The director does a very clever thing. She shoots the woman’s death march on digital video amid throngs of ordinary New Yorkers. They have no more idea they’re in a movie about a suicide bomber than the story’s masses have that they’re in danger of being blown to bits at any moment. The fact that these are real people and not movie extras makes the prospect of the murderous act all the more horrific. If your knuckles aren’t white by the final sequence, the person sitting next to you should definitely check for a pulse.

“Day Night Day Night” is filled with fleeting images of and references to many of our age’s most distasteful new touchpoints: terrorist cells, martyr videos, improvised explosive devices, anti-American feeling, religious fanaticism and the like. Loktev never provides more than the sketchiest of hints as to who these people are and why they’re doing what they’re doing. Sadly, she doesn’t need to. It’s all too easy at this point for the viewer to fill in the blanks.

It’s difficult to say what category of film this belongs in. It feels like a documentary but isn’t one. Is it a drama? I don’t know that you can call it a drama when characters are stripped of personalities, dialogue is all but nonexistent and there isn’t so much a central conflict as a looming atrocity.

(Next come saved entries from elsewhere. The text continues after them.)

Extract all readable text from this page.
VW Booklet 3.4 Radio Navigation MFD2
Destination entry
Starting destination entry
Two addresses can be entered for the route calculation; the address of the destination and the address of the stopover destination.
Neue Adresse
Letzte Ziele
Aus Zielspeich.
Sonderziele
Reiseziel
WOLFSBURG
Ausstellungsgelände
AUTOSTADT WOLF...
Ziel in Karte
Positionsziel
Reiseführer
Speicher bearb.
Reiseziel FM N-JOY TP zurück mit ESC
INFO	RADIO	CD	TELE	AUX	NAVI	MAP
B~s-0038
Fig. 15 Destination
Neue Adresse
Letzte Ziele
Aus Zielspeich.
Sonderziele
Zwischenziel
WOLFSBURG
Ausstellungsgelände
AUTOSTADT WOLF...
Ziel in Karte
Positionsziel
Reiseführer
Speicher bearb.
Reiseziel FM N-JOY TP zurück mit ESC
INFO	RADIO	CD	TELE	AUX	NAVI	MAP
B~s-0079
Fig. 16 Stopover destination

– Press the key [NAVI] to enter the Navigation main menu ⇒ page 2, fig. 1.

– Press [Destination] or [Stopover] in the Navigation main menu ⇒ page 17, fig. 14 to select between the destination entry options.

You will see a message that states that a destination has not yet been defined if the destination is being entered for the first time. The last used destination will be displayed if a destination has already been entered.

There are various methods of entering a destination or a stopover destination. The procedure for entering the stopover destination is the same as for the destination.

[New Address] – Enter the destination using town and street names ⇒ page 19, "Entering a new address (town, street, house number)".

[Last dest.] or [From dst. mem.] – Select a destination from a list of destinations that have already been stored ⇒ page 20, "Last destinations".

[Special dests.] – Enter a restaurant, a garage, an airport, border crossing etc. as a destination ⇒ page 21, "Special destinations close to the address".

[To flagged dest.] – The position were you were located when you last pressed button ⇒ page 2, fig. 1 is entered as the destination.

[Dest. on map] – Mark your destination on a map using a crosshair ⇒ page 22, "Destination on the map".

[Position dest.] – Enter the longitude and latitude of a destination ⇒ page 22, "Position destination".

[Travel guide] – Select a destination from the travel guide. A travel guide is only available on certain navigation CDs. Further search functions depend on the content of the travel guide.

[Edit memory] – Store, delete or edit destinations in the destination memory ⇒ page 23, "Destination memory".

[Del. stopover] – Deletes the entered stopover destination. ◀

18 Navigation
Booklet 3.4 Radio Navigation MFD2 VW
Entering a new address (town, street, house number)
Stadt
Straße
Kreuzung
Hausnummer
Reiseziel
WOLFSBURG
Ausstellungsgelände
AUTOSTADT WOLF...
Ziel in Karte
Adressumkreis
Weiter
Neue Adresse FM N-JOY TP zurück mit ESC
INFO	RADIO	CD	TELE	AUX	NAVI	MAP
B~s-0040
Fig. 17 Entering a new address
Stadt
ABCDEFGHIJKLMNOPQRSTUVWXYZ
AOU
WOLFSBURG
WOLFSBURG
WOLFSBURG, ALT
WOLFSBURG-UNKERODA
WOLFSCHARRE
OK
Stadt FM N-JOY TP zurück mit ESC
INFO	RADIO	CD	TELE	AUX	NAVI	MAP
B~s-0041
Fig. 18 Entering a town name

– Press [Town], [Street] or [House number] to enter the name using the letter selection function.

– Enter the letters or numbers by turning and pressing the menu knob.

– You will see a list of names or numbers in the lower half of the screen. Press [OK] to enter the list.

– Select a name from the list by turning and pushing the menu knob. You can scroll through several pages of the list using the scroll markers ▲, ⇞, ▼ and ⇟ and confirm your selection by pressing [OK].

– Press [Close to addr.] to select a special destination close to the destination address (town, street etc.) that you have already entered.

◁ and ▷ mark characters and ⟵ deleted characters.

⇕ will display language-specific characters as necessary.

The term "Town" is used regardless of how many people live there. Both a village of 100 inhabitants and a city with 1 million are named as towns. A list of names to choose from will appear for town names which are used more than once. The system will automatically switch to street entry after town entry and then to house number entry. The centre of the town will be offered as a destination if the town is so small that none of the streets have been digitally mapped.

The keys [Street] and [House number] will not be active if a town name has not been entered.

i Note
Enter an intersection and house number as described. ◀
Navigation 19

I suppose the genre it’s closest to is horror. Viewed in that light, it is a new and highly effective species. As savage and deranged as the villains may be in something like “Hostel: Part II,” they’re less terrifying than this picture’s anonymous young American. When you walk out of the theater and onto the street, you can rest assured you’ve left them behind. On the other hand, she could be walking right next to you.